You might not need fine tuning.

Some people think fine-tuning is how you “teach” a model about your company documentation or an author’s writing, but that’s not how it works.

RAG (above) is how you give the model contextual information to answer a question. Fine tuning is if you need the model to behave in a way that it doesn’t, or do something novel that there’s no public information on.

To fine tune properly you need a decent sized sample of quality prompts and responses that you format for training, usually in jsonl. The quality of the training data is the most important factor: more high quality training data = better results.

Fine tuning might not be as hard as you think, especially with APIs like this one from OpenAI. There are a lot of things you can do to improve responses before you need fine tuning, try better system prompts with few shot learning, RAG, etc. first.

Contextual suggestions are key.

If a user is on the menu page, show suggestions of what they can do.
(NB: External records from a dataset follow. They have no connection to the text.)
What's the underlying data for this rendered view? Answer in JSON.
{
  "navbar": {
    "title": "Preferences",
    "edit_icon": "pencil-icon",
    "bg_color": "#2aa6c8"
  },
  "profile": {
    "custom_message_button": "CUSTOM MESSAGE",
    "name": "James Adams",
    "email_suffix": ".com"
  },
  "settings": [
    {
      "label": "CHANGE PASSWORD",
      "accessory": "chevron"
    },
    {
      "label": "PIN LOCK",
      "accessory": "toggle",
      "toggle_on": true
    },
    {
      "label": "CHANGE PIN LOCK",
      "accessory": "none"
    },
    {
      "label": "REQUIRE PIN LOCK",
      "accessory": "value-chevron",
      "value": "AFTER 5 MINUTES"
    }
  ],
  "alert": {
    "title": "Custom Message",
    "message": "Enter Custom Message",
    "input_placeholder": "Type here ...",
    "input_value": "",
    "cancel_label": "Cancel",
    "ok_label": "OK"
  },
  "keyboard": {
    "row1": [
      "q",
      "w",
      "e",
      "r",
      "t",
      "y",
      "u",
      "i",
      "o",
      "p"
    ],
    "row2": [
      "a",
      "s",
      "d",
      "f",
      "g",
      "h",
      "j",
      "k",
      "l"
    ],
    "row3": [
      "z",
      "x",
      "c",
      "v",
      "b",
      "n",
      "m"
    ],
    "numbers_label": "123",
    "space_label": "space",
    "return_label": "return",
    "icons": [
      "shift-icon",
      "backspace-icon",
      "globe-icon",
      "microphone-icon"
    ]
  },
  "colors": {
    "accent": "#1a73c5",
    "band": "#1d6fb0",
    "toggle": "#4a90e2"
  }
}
For example “Add a hamburger with fries to my cart” or “how long does delivery take?”. 

This helps the user understand what actions are possible or recommended, and gives them a shortcut to using them.

Scope down your project.

Remember how bad Siri was? And still is? Don’t try to build an everything bot.

This can happen by accident if you’re not careful, because most LLMs will answer any question unless you stop them from doing so.

For example, if you want to provide a PDF q/a, don’t let people ask “write me a python script for google docs”. Use the system prompt to tell the model what it can and can’t answer. This works better with some models than others, for example gpt-3.5 mostly ignores complex instructions, but gpt-4 is much better at it.

I’m still learning.

That’s what I’ve learned so far, but I know I have a lot more to learn. If you have findings of your own, share them!